Russia has already cut off supplies to Europe via Nord Stream1, the key pipeline from Russia to Germany. Some gas still flows to Europe via Ukraine, and through TurkStream, a pipeline that reaches Turkey. The flow of gas via Ukraine has dropped far below full capacity, and Russia could, as winter deepens, reduce supplies further, forcing Ukraine to make a choice between letting gas flow through its territory on to Europe or utilizing the gas for its own uses. That would be designed to incite passions in Europe against Ukraine.

Using sanctions against Russian energy, food and fertiliser to punish Vladimir Putin for invading Ukraine has meant punishing the entire world, particularly developing countries, by squeezing pandemic recovery with higher than warranted energy and food prices. Given the prospect of starvation in parts of the world that used to depend on imports of grain, the West relented on sanctions against food. Food prices have eased significantly.

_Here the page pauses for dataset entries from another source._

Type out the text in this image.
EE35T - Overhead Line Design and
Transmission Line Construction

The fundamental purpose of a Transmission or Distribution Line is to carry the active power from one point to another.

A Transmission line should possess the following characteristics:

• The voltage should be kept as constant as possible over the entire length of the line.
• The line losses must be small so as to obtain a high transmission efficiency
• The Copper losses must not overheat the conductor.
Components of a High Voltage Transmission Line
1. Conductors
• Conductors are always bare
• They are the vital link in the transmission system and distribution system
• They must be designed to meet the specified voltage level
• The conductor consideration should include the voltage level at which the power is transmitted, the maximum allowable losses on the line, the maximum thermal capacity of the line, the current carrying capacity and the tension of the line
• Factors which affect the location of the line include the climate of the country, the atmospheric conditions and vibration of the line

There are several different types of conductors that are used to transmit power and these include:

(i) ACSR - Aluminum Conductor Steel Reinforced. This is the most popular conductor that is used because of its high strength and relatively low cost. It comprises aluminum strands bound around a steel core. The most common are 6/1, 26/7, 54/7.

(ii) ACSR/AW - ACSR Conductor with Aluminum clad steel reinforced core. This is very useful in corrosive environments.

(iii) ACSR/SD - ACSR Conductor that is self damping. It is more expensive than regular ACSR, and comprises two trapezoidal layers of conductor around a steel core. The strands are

Now, they should relent on energy. Let oil and gas flow freely from Russia, as well as fertilisers and other stuff, including gear an expanded fracking industry in the US needs. This would ease energy prices across the world, and penalize Russia indirectly. Lower export earnings from lower prices for oil exports would hurt the Russian war effort, more than infructuous attempts to cap Russian oil prices.

If the West wants to contain Russia, it should expand its war support for Ukraine: give the Ukrainians more weapons like the Himars (High Mobility Artillery Rocket Systems) kit supplied by the US, or, in the extreme case, send in the West’s own men and not just selective materiel to fight the war. Or the West should encourage Ukraine to sue for peace, instead of encouraging the Ukrainians to keep fighting a war that is increasingly costly for Ukrainian lives and for the world economy.